The map provides a detailed treatment of the Atlantic Coastlines of America, crediting the initial discovery of America to Antonio Zeno of Venice. The publication of the map coincided with a period where the credibility of Zeno's supposed discovery was at a high point, following its earliest reports over 100 years earlier.
The coastal features of America are identified in fine detail, with more than 100 place names identified and dozens of coastal rivers shown.

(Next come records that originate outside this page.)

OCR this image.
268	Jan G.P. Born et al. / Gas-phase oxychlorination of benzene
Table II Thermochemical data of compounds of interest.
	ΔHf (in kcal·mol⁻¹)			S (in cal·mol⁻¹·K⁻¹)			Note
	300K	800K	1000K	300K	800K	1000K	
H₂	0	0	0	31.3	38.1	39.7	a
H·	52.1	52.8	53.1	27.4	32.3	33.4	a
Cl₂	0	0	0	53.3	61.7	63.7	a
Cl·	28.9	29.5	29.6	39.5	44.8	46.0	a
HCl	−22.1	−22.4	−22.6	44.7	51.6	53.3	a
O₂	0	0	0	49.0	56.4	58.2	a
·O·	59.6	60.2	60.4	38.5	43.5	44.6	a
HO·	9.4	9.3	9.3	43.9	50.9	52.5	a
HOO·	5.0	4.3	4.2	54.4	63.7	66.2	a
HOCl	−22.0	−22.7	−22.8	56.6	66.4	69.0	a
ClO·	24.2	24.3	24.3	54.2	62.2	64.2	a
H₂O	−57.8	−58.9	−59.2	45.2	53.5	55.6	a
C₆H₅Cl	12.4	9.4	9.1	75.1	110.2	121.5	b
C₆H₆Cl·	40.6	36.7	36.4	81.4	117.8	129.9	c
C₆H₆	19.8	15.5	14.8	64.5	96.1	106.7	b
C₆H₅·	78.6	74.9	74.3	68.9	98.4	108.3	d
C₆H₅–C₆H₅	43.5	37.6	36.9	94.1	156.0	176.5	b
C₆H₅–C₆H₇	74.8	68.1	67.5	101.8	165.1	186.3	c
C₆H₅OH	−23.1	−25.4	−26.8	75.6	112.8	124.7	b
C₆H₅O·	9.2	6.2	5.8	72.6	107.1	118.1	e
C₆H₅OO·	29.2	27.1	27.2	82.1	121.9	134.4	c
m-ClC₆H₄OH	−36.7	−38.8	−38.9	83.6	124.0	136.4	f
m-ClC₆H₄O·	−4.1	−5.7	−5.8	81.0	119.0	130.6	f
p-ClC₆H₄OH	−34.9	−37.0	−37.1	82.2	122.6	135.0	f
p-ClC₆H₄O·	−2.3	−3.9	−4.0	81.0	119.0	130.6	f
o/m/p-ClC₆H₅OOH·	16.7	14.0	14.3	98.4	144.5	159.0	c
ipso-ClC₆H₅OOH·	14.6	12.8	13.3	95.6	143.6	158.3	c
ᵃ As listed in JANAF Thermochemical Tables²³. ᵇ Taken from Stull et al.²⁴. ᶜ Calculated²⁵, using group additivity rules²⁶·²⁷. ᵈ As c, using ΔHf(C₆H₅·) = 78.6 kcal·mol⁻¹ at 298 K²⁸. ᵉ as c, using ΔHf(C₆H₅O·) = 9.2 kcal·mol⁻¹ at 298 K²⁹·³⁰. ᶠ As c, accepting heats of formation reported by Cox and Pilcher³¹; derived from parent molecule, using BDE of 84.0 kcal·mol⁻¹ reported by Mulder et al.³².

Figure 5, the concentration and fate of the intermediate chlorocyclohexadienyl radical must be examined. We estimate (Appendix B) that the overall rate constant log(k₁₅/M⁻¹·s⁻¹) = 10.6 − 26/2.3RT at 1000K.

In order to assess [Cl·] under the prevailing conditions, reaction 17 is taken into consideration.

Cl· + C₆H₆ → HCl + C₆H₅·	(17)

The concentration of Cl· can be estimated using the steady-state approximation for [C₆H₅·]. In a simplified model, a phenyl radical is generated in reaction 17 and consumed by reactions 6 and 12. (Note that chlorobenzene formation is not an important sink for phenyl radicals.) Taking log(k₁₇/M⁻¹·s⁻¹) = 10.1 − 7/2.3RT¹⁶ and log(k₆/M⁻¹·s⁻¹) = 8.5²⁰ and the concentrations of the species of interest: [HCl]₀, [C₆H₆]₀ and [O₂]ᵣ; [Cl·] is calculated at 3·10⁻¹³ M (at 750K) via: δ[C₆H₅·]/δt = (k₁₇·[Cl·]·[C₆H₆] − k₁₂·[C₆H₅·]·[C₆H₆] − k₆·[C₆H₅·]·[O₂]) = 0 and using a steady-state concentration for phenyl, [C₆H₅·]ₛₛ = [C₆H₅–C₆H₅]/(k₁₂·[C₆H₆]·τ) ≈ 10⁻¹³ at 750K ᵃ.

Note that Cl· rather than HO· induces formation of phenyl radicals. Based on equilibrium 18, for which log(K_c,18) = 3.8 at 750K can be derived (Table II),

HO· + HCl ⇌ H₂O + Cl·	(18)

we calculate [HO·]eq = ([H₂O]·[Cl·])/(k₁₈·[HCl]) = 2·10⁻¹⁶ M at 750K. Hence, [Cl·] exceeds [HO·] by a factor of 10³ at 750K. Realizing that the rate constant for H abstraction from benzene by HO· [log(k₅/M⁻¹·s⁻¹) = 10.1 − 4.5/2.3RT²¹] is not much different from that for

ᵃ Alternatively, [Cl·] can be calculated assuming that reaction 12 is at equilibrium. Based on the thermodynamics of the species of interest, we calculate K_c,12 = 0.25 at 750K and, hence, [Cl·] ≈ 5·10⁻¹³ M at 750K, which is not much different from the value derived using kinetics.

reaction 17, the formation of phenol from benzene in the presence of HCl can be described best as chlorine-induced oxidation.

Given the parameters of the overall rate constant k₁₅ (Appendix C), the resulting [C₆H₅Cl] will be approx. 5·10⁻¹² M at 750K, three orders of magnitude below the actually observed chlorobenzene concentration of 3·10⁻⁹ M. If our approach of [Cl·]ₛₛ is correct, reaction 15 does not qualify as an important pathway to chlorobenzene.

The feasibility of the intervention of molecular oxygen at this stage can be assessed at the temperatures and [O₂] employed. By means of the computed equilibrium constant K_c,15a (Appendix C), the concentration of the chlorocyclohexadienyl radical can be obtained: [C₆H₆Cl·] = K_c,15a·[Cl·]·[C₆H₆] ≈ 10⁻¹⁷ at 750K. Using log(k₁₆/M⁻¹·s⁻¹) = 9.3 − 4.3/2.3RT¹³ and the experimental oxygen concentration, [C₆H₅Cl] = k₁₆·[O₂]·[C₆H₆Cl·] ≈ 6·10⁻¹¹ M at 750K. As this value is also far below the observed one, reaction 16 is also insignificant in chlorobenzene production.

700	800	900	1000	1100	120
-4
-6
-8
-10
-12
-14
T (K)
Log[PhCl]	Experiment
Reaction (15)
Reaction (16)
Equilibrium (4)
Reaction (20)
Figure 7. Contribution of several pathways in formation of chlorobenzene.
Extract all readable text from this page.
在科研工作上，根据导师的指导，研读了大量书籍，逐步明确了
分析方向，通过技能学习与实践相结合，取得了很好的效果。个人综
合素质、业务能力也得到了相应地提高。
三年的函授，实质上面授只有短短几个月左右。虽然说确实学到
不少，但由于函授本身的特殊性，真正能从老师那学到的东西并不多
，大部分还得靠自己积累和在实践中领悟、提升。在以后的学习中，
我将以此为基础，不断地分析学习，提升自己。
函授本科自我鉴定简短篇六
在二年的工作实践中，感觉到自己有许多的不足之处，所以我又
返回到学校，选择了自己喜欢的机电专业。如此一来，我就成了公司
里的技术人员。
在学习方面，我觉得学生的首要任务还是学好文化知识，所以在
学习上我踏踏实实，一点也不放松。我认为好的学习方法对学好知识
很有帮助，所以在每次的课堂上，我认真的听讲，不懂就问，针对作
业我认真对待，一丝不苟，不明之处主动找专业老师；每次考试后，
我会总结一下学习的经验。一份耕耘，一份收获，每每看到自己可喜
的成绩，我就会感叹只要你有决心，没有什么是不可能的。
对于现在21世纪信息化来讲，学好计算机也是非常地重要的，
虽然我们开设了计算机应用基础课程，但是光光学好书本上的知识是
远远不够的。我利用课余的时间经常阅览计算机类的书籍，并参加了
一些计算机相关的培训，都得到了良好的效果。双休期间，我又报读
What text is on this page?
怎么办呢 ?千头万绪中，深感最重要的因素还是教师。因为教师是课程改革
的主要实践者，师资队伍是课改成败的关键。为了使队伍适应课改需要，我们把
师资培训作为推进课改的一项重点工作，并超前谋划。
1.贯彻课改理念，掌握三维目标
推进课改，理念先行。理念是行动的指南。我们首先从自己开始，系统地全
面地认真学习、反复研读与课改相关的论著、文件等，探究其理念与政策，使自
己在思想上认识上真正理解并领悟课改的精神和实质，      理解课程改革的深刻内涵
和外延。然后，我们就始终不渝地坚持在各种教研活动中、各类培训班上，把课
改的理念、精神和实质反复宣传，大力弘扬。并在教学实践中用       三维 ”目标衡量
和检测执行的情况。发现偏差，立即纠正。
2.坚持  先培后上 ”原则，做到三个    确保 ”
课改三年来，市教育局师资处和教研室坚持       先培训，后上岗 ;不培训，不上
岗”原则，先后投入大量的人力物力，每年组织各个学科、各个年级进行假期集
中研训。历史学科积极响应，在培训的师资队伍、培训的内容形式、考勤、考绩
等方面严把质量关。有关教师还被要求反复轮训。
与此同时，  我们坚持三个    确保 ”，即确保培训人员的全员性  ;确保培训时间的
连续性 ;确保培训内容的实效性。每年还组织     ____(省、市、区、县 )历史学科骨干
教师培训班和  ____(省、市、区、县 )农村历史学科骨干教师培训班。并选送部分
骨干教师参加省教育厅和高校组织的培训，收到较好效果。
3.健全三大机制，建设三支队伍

Vincenzo Maria Coronelli (1650-1718) was one of the most influential Italian mapmakers and was known especially for his globes and atlases. The son of a tailor, Vincenzo was apprenticed to a xylographer (a wood block engraver) at a young age. At fifteen he became a novice in a Franciscan monastery. At sixteen he published his first book, the first of 140 publications he would write in his lifetime. The order recognized his intellectual ability and saw him educated in Venice and Rome. He earned a doctorate in theology, but also studied astronomy. By the late 1670s, he was working on geography and was commissioned to create a set of globes for the Duke of Parma. These globes were five feet in diameter. The Parma globes led to Coronelli being named theologian to the Duke and receiving a bigger commission, this one from Louis XIV of France. Coronelli moved to Paris for two years to construct the King’s huge globes, which are 12.5 feet in diameter and weigh 2 tons.
The globes for the French King led to a craze for Coronelli’s work and he traveled Europe making globes for the ultra-elite. By 1705, he had returned to Venice. There, he founded the first geographical society, the Accademia Cosmografica degli Argonauti and was named Cosmographer of the Republic of Venice. He died in 1718.